ETF v/s Mutual Fund v/s Direct Mutual Fund5 min read
Making the decision to invest isn’t all that hard. The pros are many and the lure of financial freedom is hard to resist. But what do you do next? Where and how you want to invest your money is the next decision you need to make. While the options are plenty, not all of them will suit your unique situation and help you achieve your specific financial goals.
But let’s get to the point, shall we? Even if you’re new to the investment world you are probably familiar with mutual funds – surely, you’ve seen an ad or two – and they do come highly recommended for beginners. However, there’s also been a lot of talk about exchange-traded funds (ETFs) being one of the best investment instruments. And yes, there are other avenues to explore, but for the moment, let’s zoom in on these and understand them a little better.
What are Mutual Funds, Direct Mutual Funds and ETFs?
Mutual funds and ETFs are quite similar in that they are both baskets of different securities like stocks or bonds. However, there are some distinct differences in how they work.
ETFs are passively managed funds that replicate an index like the SENSEX or the Nifty50. These funds follow the performance trajectory of the index and do not have a fund manager to actively manage them. Furthermore, ETFs are actively traded on the stock exchange and can be freely bought or sold throughout the trading day.
Mutual funds on the other hand are professionally managed investment schemes that pool money from various investors and invest that in diversified holdings. These include a wide range of securities like stocks, bonds, debt instruments and more. An investor owns a share of the mutual fund and is subject to the same gains or losses as the other shareholders.
But there’s more, besides regular mutual funds, you also have the option of Direct Mutual Funds. They are the same as actively managed funds, but with the autonomy to select and handle the fund lying directly with the investors themselves (or with a direct mutual fund platform). If you are willing to take the responsibility of selecting the fund, you can avoid paying the commission.
Choosing your investment instrument
Choosing the right investment instrument will ultimately depend on your approach to risk and financial goals. But to help with that, let’s compare the three a bit more.
1. Expense ratio:
As per the regulations of the Securities and Exchange Board of India (SEBI), the maximum expense ratio that can be charged by a mutual fund house for a scheme is: up to 2.25% for equity-oriented schemes, up to 2% for debt-oriented schemes and up to 1.5% for index funds and ETFs.
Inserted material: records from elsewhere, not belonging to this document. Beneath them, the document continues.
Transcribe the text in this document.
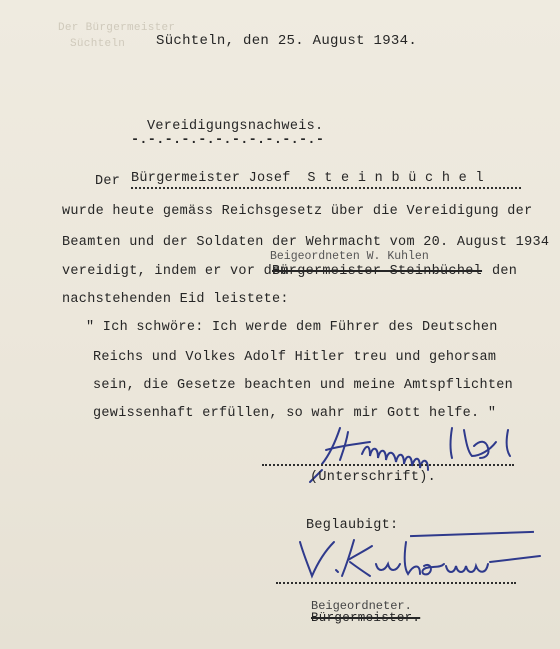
Der Bürgermeister
Süchteln Süchteln, den 25. August 1934.
Vereidigungsnachweis.
-.-.-.-.-.-.-.-.-.-.-.-
Der Bürgermeister Josef  S t e i n b ü c h e l
wurde heute gemäss Reichsgesetz über die Vereidigung der
Beamten und der Soldaten der Wehrmacht vom 20. August 1934
Beigeordneten W. Kuhlen
vereidigt, indem er vor dem
Bürgermeister Steinbüchel den
nachstehenden Eid leistete:
" Ich schwöre: Ich werde dem Führer des Deutschen
Reichs und Volkes Adolf Hitler treu und gehorsam
sein, die Gesetze beachten und meine Amtspflichten
gewissenhaft erfüllen, so wahr mir Gott helfe. "
(Unterschrift).
Beglaubigt:
Beigeordneter.
Bürgermeister.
However, some mutual fund houses charge a lower expense ratio than the maximum permissible limit, particularly for direct plans and index funds/ETFs. The expense ratio for direct mutual funds can range from 0.10% to 1.50%, while that for ETFs can range from 0.05% to 1.00%. On the other hand, the expense ratio for regular mutual funds can range from 1.50% to 3.00%, including distributor commissions and other expenses.
2. Additional Expenses:
Investing in ETFs requires a Demat account which incurs an annual maintenance fee, albeit often nominal. There are also implicit costs resulting from buying or selling an ETF – this price can differ from the value of the underlying holding. Mutual funds, on the other hand, do not incur these costs, they may however incur an exit fee if you decide to exit the fund before the lock-in period is over.
Regular mutual funds are actively managed by fund managers, who are well-versed with the market and offer advice and guidance when needed. Direct mutual funds are usually recommended for those who have a grasp on the market as they need to make decisions without the assistance of an intermediary. ETFs however, simply track the performance of the market index.
ETFs and direct mutual funds can be bought and sold online through the fund house’s website or through various online platforms. In contrast, regular mutual funds require investors to go through intermediaries such as brokers, financial advisors, or distributors, which can make the process more time-consuming and complex. ETFs can be bought and sold on stock exchanges like stocks during trading hours. This provides investors with more flexibility to trade the fund and to buy or sell at market price. Regular mutual funds and direct mutual funds, however, have a Net Asset Value (NAV) that is calculated at the end of the day, and transactions can only be executed at the NAV price.
ETFs, regular mutual funds or direct mutual funds, each of these instruments has its pros and cons, depending on how you look at them. The right one for you, will – as mentioned earlier – depend on your goals, appetite for risk and of course expertise. So remember to do your research, study your options and go with what feels right.